Until this work, DNA methylation profiling was more of an “either-or” scenario where researchers had to choose whether to look at small regions in high-res or at whole genomes with less detail. (For background info, check out “Method Spotlight: DNA Methylation Analysis”.) High-res strategies will often combine bisulfite conversion with methods such as mass spectrometry, restriction analysis, or base-specific cleavage. But these combos are limited in scale and are costly—like paying a week’s salary to see the bumps on the basketball, but not being able to see any of the players in a game. Some researchers try to get around that by using bisulfite sequencing, but cost is still an issue, and it’s really only practical for smaller, non-mammalian genomes. So, maybe you can see the game clearly, but only the first quarter.

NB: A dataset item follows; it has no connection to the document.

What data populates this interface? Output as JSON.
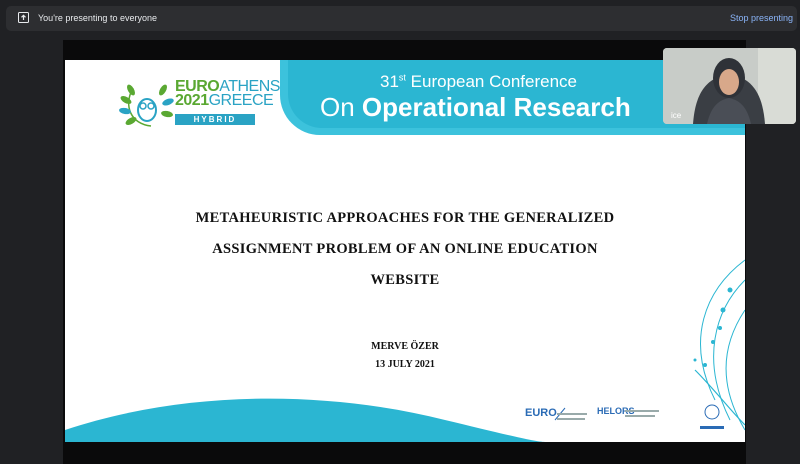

With genome-wide techniques, scientists usually separate out methylated DNA with methylation-responsive enzymes or with antibodies or protein complexes that specifically bind this type of DNA. The enriched material can then be arrayed or sequenced easily, but these upstream methods don’t always provide the precise mapping needed for some types of studies. Here, it’s like seeing the whole game on a full screen, but the picture’s blurry.

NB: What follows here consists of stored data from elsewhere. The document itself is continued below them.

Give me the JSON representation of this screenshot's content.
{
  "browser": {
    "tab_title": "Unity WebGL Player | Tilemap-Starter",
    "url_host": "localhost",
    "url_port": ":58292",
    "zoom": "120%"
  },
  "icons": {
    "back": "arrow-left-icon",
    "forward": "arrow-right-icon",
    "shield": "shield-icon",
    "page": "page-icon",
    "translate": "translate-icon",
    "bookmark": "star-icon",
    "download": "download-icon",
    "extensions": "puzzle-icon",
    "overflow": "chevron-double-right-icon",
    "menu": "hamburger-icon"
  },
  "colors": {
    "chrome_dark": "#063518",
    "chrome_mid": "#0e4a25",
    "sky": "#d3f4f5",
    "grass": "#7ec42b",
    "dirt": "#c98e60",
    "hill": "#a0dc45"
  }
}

A Genome of Mammalian CpGs Comes into Focus
For many researchers, these technical concessions make the overpriced beer and nachos at a game look trivial. To see the whole game (or genome) clearly, researchers at the Cold Spring Harbor Laboratory, the University of Southern California, Albert Einstein College of Medicine, and Agilent teamed up and developed an effective methylation profiling trifecta starring bisulfite conversion, target enrichment, and deep sequencing.The researchers first bisulfite converted their samples, and then used Agilent’s new SureSelect™ DNA Capture Array to hook their regions of interest. The array-based SureSelect™ DNA Capture Arrays can be custom designed using Agilent’s eArray interface, enabling researchers to design capture probes to any of the four bisulfite converted strands that are created from the methylated and non-methylated fractions. This provides researchers an option to either increase confidence by capturing multiple strands or even investigating mechanisms like asymmetrical methylation. After a few more rounds of PCR amplification, the eluted DNA fragments were ready for deep sequencing. The upshot? You guessed it—coverage of CpGs in larger mammalian genomes with single-nucleotide resolution.

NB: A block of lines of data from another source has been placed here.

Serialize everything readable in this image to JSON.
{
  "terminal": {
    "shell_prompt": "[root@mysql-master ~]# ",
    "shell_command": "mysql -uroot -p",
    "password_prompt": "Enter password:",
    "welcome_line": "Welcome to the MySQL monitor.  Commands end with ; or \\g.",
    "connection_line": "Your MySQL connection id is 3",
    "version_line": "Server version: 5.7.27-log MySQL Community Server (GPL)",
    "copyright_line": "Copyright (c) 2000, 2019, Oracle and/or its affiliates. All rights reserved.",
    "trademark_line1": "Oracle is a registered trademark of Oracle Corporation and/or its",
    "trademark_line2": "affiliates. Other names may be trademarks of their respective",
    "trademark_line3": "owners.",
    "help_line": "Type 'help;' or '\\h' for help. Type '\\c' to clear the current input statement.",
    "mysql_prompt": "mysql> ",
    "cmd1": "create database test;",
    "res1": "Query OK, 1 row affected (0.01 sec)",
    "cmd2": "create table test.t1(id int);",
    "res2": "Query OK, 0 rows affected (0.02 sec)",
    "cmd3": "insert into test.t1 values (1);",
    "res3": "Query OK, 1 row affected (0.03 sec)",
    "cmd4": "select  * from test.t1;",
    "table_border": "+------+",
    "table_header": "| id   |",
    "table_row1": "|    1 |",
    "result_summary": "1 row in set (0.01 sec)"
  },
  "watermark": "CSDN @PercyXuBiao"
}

James Hicks, a corresponding author on the paper, says, “I think the big advantages are in assaying ALL bisulfite sensitive C’s independent of prior knowledge of sequence or methylation status (not requiring a known CpG sequence, for example) and the flexibility of chip design for assaying different genomic regions at will.” He adds that, with bisulfite capture, they could assay just as many if not more regions than other methods out there.
When the researchers used the method on a primary skin cell line and a breast cancer cell line, they found complex methylation profiles that would have been missed otherwise. For example, partial methylation patterns and methylation occurring in small, contiguous blocks were observed in some CpG islands. The blocks of methylation, or “punctuation marks”, may have biological functions, say the scientists. In addition, methylated CpG sites and H3K36me3 (found in active genes) were both enriched in exons.
There is a ton of great detail in this paper so check it out for yourself at Genome Research, July 2009.